Amor e boemia nos traços de Paulo Stocker
Nessa infinita odisséia de garimpar o peculiar do planeta liguei para o cartunista Paulo Stocker. “Oi Paulo, meu nome é Adolfo, do site Não Só o Gato”. Mal imaginava que esse papo de telefone seria o início de um grande mergulho em uma das mentes mais inventivas que já conheci. Minha ligação rendeu uns 30 minutos de um papo envolvente e uma entrevista marcada para uma noite que acabou sendo no apartamento do Paulo, em pleno baixo Augusta.
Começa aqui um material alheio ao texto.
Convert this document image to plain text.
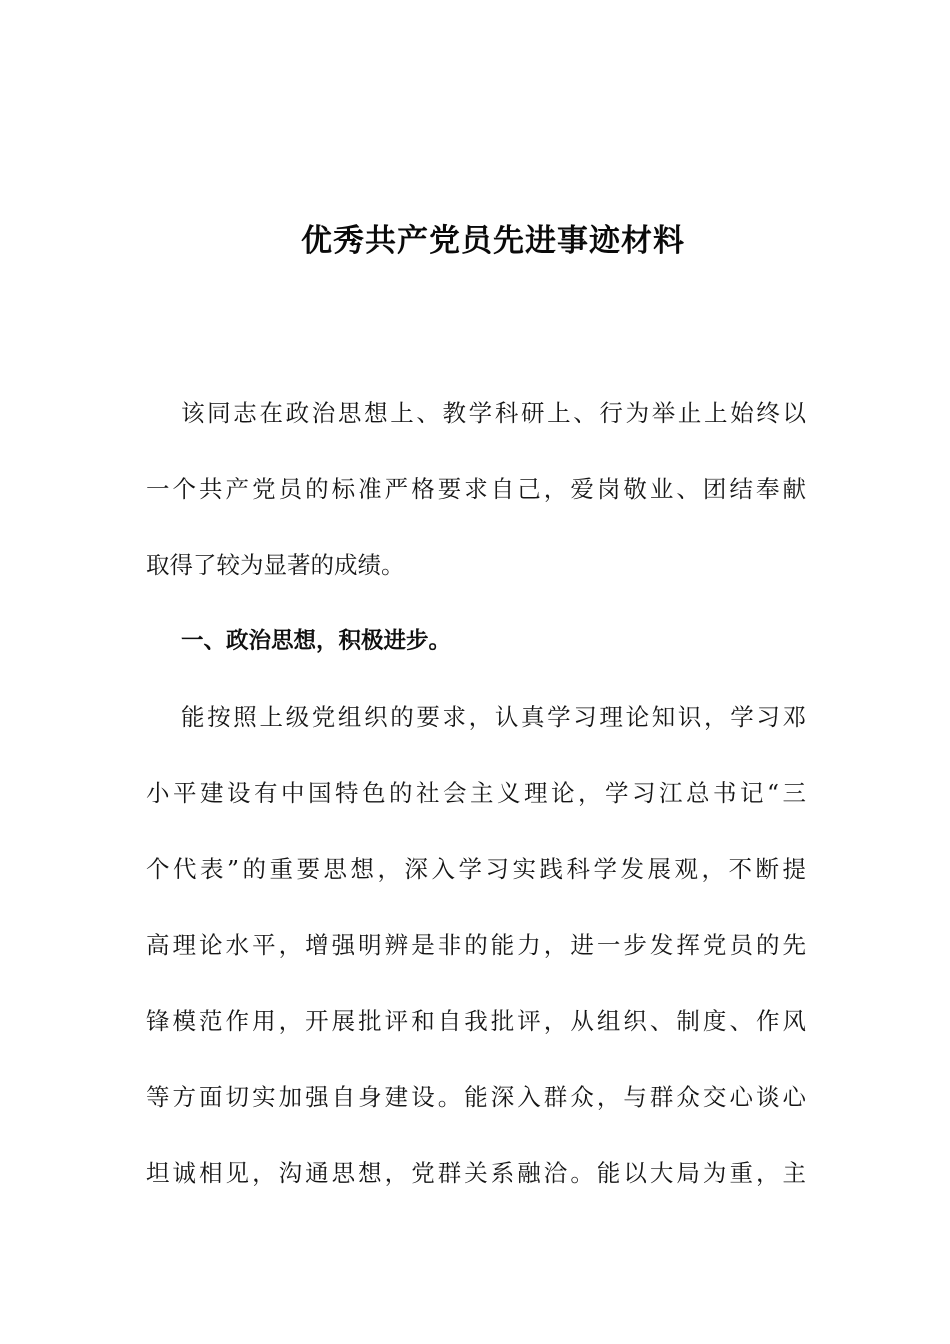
优秀共产党员先进事迹材料
该同志在政治思想上、教学科研上、行为举止上始终以
一个共产党员的标准严格要求自己，爱岗敬业、团结奉献
取得了较为显著的成绩。
一、政治思想，积极进步。
能按照上级党组织的要求，认真学习理论知识，学习邓
小平建设有中国特色的社会主义理论，学习江总书记“三
个代表”的重要思想，深入学习实践科学发展观，不断提
高理论水平，增强明辨是非的能力，进一步发挥党员的先
锋模范作用，开展批评和自我批评，从组织、制度、作风
等方面切实加强自身建设。能深入群众，与群众交心谈心
坦诚相见，沟通思想，党群关系融洽。能以大局为重，主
Um dia antes de encontrá-lo sentei na frente do meu laptop e de uma xícara de chá preto esfumaçante e, enquanto dava lentos goles na minha bebida, meu cursor deslizava no Stockadas, blog que expõe obras do Paulo desde 2006. Naquele momento ficou claro que Stocker é um boêmio, que gosta de belezas singelas e de uma boa dose de volúpia, além de saber brincar com os quadros de sua obra como poucos. Um exemplo disso é que no blog do cartunista britânico Karl Dixon, Diary of a Cartoonist and Writer, Karl fala sobre o Clóvis, personagem de Stocker, e enaltece a genial simplicidade e singularidade de seus traços e formas de usar seus quadros, o comparando com personagens como Snoopy, Calvin e Andy Capp, além de apontar o próprio Paulo como seu primeiro exemplo de uma série de cartunistas que são suas principais influências.
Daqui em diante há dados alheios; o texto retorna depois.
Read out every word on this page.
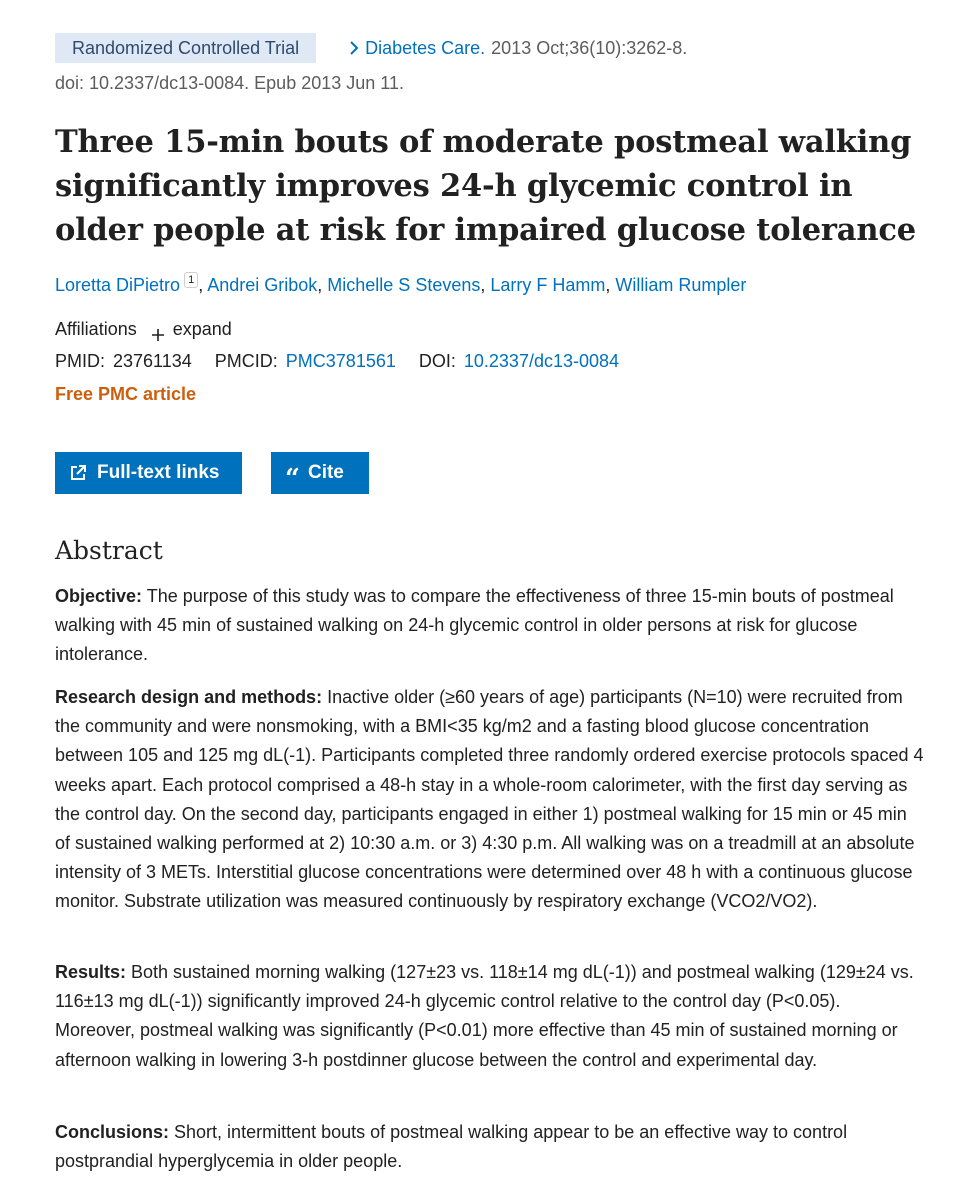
Randomized Controlled Trial	Diabetes Care. 2013 Oct;36(10):3262-8.
doi: 10.2337/dc13-0084. Epub 2013 Jun 11.
Three 15-min bouts of moderate postmeal walking significantly improves 24-h glycemic control in older people at risk for impaired glucose tolerance
Loretta DiPietro 1 , Andrei Gribok, Michelle S Stevens, Larry F Hamm, William Rumpler
Affiliations expand
PMID: 23761134 PMCID: PMC3781561 DOI: 10.2337/dc13-0084
Free PMC article
Full-text links	“ Cite
Abstract

Objective: The purpose of this study was to compare the effectiveness of three 15-min bouts of postmeal walking with 45 min of sustained walking on 24-h glycemic control in older persons at risk for glucose intolerance.

Research design and methods: Inactive older (≥60 years of age) participants (N=10) were recruited from the community and were nonsmoking, with a BMI<35 kg/m2 and a fasting blood glucose concentration between 105 and 125 mg dL(-1). Participants completed three randomly ordered exercise protocols spaced 4 weeks apart. Each protocol comprised a 48-h stay in a whole-room calorimeter, with the first day serving as the control day. On the second day, participants engaged in either 1) postmeal walking for 15 min or 45 min of sustained walking performed at 2) 10:30 a.m. or 3) 4:30 p.m. All walking was on a treadmill at an absolute intensity of 3 METs. Interstitial glucose concentrations were determined over 48 h with a continuous glucose monitor. Substrate utilization was measured continuously by respiratory exchange (VCO2/VO2).

Results: Both sustained morning walking (127±23 vs. 118±14 mg dL(-1)) and postmeal walking (129±24 vs. 116±13 mg dL(-1)) significantly improved 24-h glycemic control relative to the control day (P<0.05). Moreover, postmeal walking was significantly (P<0.01) more effective than 45 min of sustained morning or afternoon walking in lowering 3-h postdinner glucose between the control and experimental day.

Conclusions: Short, intermittent bouts of postmeal walking appear to be an effective way to control postprandial hyperglycemia in older people.
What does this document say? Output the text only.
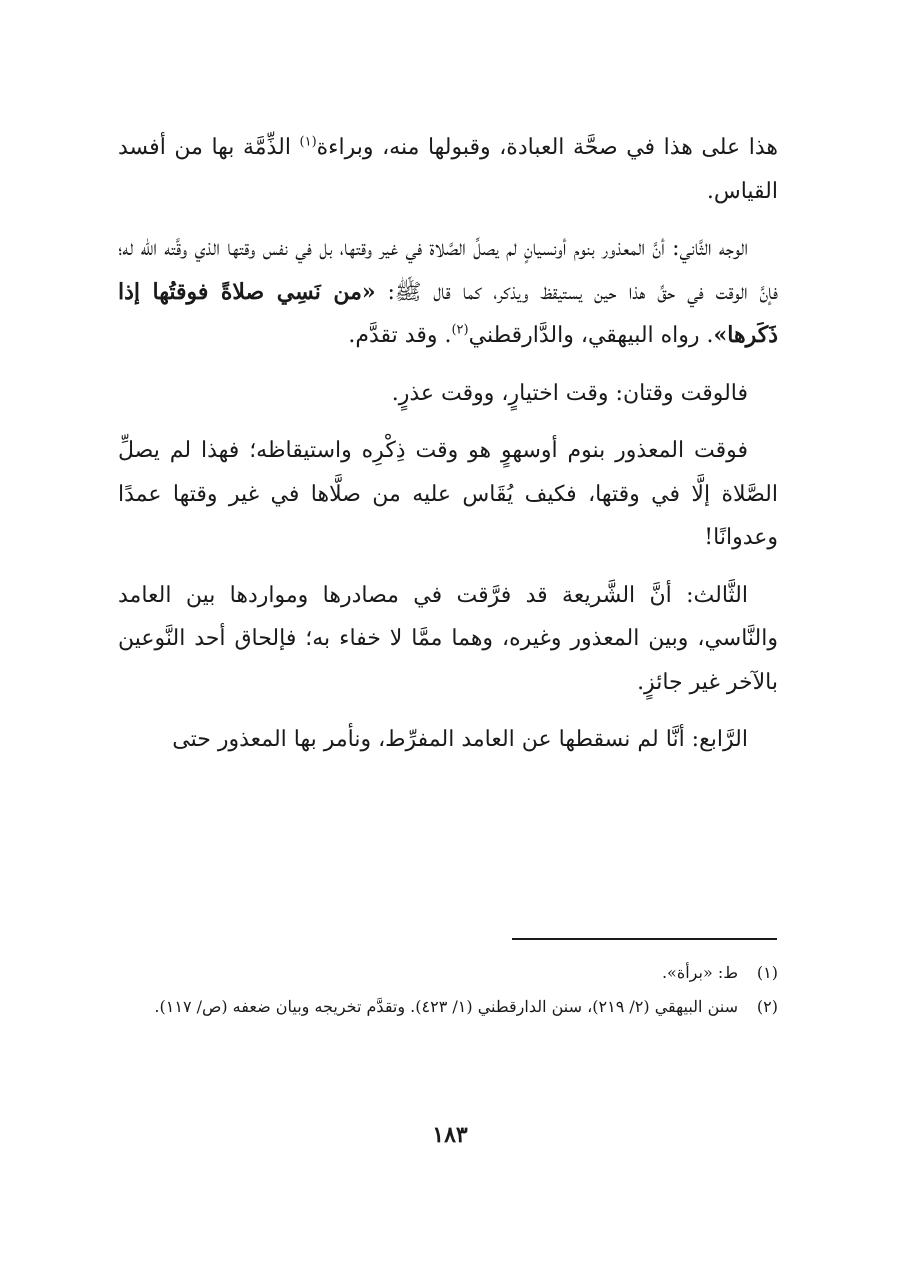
هذا على هذا في صحَّة العبادة، وقبولها منه، وبراءة$^{(١)}$ الذِّمَّة بها من أفسد القياس.

الوجه الثَّاني: أنَّ المعذور بنوم أونسيانٍ لم يصلِّ الصَّلاة في غير وقتها، بل في نفس وقتها الذي وقَّته الله له؛ فإنَّ الوقت في حقِّ هذا حين يستيقظ ويذكر، كما قال ﷺ: «من نَسِي صلاةً فوقتُها إذا ذَكَرها». رواه البيهقي، والدَّارقطني$^{(٢)}$. وقد تقدَّم.

فالوقت وقتان: وقت اختيارٍ، ووقت عذرٍ.

فوقت المعذور بنوم أوسهوٍ هو وقت ذِكْرِه واستيقاظه؛ فهذا لم يصلِّ الصَّلاة إلَّا في وقتها، فكيف يُقَاس عليه من صلَّاها في غير وقتها عمدًا وعدوانًا!

الثَّالث: أنَّ الشَّريعة قد فرَّقت في مصادرها ومواردها بين العامد والنَّاسي، وبين المعذور وغيره، وهما ممَّا لا خفاء به؛ فإلحاق أحد النَّوعين بالآخر غير جائزٍ.

الرَّابع: أنَّا لم نسقطها عن العامد المفرِّط، ونأمر بها المعذور حتى

(١)
ط: «برأة».
(٢)
سنن البيهقي (٢/ ٢١٩)، سنن الدارقطني (١/ ٤٢٣). وتقدَّم تخريجه وبيان ضعفه (ص/ ١١٧).
١٨٣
No dia da entrevista caminhei pela Rua Augusta, rumo ao ponto de encontro. Foi muito legal perceber como o personagem Clóvis está presente nas paredes da rua e, ao chegar, Paulo Stocker veio ao meu encontro. Um homem acelerado e gentil, que assim como seus personagens, consegue falar muitas coisas com poucas palavras. No começo do nosso papo ele explicou que começou a desenhar como todo desenhista, desde muito pequeno, porém completou, “desenhista é a criança que não para de desenhar”.
A sala da casa do Paulo, onde o entrevistei, é exatamente como eu imaginava: aconchegante, repleta de suas próprias artes. Enquanto algumas das obras expostas são estudos, a parede de trás do sofá ostentava dois quadros de sua série Gambiarra.”Esse trabalho acho que vem do meu pai que era caminhoneiro e trazia muita tranqueira pra casa, era botão, era livro, era tudo”, comentou o cartunista sobre as engenhocas provenientes de seus traços.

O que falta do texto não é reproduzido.